Я напишу сейчас очень тяжелую вещь. После нее кто-то назовет меня чудовищем. Но логика происходящего и простая честность наблюдателя вынуждают идти до конца – даже если он ужасен. Эта вещь нуждается в проговорении – уже фактически не мною, а возникшим «дискурсом».
Русский ребенок, выросший в американской семье, став взрослым, перестанет быть русским
Давайте отрешимся сейчас от всех напластований в теме усыновления детей. От Магнитского, Госдепа, коррумпированных чиновников, Болота. От неоднократно озвученных цифр, сколько в действительности усыновляется русских детей, больных и здоровых, нами и американцами. Есть более важный вопрос – о нем я и пишу.

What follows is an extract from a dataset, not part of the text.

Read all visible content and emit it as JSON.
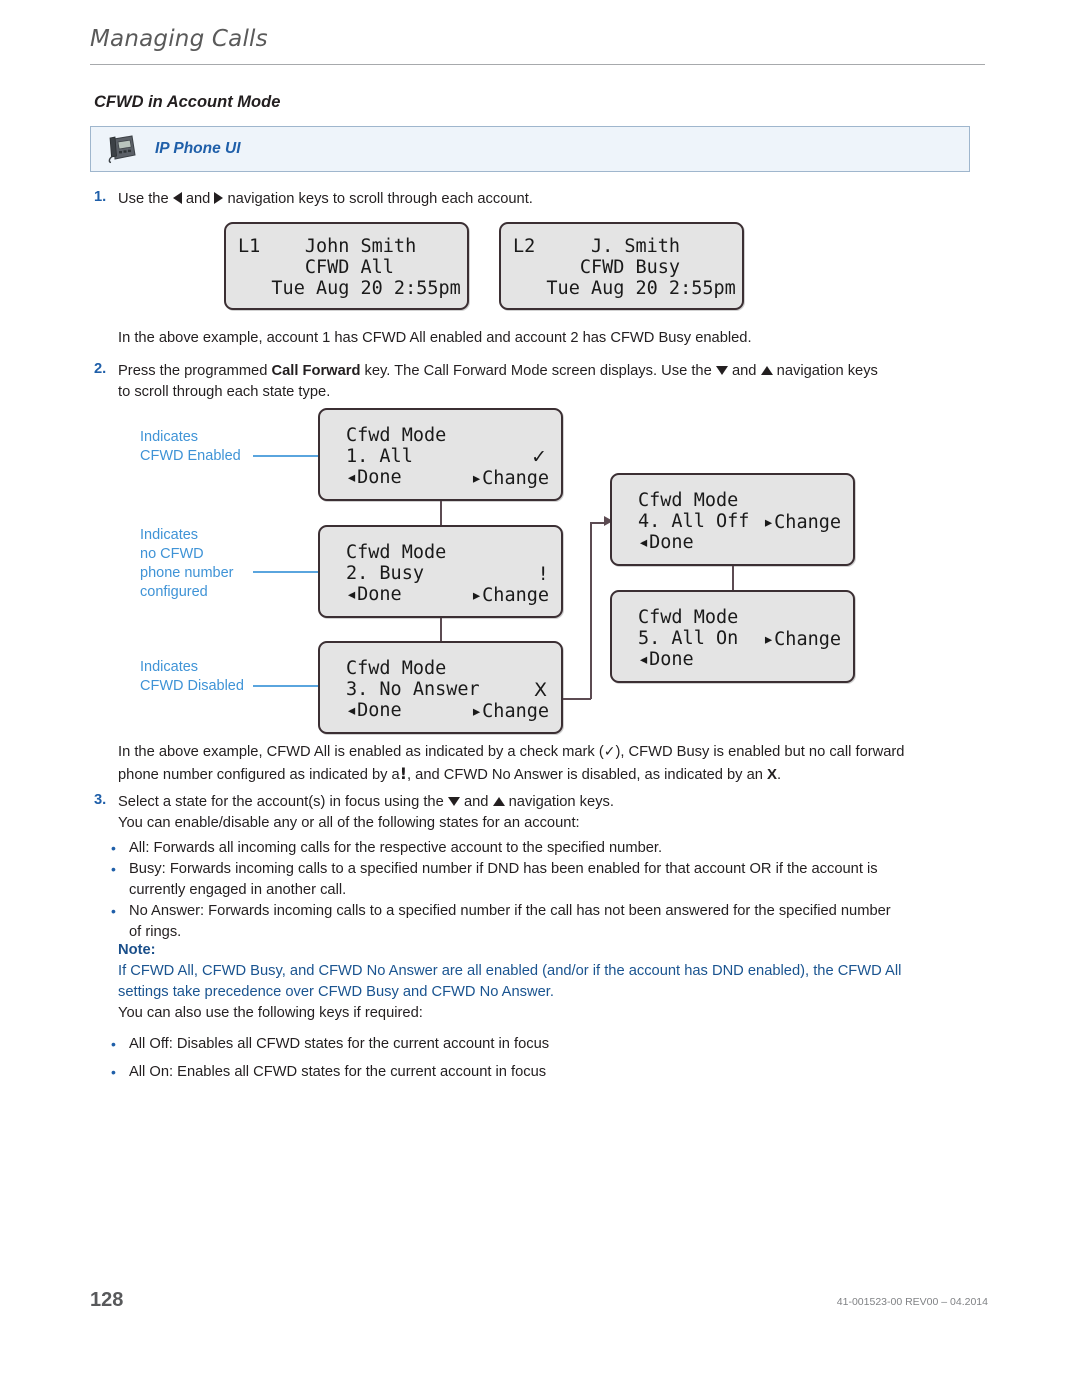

Мы прекрасно понимаем, что русский ребенок, выросший в американской семье, став взрослым, перестанет быть русским. Он будет уже американцем до мозга костей. Возможно, при некотором стечении обстоятельств он как честный патриот отправится куда-нибудь на войну – например, в Россию. Или будет крутить гайки на заводе «Дженерал Моторс» – и каждая его гайка будет уменьшать одно рабочее место в Тольятти или Нижнем Новгороде. А может быть, он вырастет в чудо-экономиста, будущего нобелевского лауреата, чью теорию станут изучать в нашей ВШЭ, к нашему горю, лет через 50. Суть ясна, да?
Так вот. Отвергая американское усыновление, мы, если предельно заострить вопрос, ставим себя перед страшнейшим выбором. В дилемме «или неизлечимый русский сирота продолжит жить и вырастет американцем, или он умрет ребенком» – что мы выберем? Я понимаю, что недопустимо сгущаю краски, но это необходимо проделать, чтобы мы поняли, где мы все оказались.
Просто ведь если мы выбираем их «жизнь чужими людьми», то мы как нация на этом кончаемся. Дело не в суверенитете, а в простом признании: «Здесь жить нельзя!» В нас, сделавших такой выбор, останется сколь угодно много доброты, рассудительности и политкорректности – всё это непременно повысит спрос на русских нянек и гувернеров в мировых рекрутинговых агентствах. Но няни и гувернеры не выигрывают войн и не распоряжаются даже собою.
Если же мы выберем их смерть – это, при всей своей утробной чудовищности, после которой тяжко жить, только и способно сделать нас свободным народом. Нас, вставших перед этой бездной, это заставит работать как проклятых, чтобы не в Америке, а в России были те лекарства, которые могут спасти больных детей. Это упразднит детские дома за ненадобностью, потому что тогда у нас не будет ничейных сирот, тогда нам и в кошмарном сне не придет в голову, что их можно бросить на произвол судьбы.
Это ведь архетипический вопрос – и поэтому он должен прозвучать внятно и громко. И ответ должен быть таким же. А еще это античность – но вместе с тем и вполне модерновый «Тарас Бульба». Как ответил бы римлянин о своем ребенке, который вырастет карфагенянином? Как ответил бы грек о своих детях, будущих персидских солдатах? А что подумал бы казак про сына, угнанного турками или превратившегося в поляка? Еще вспоминается почему-то «Апокалипсис сегодня» – ну там, где Курц рассказывает про отрубленные детские руки и волю непобедимого народа. Видите, ответ-то наш предрешен и культурой, и историей.
Но я – я слаб. Что сказал бы я, узнай, что мой больной сын только и сможет жить дальше, лишь перестав быть моим сыном? Я еще не знаю.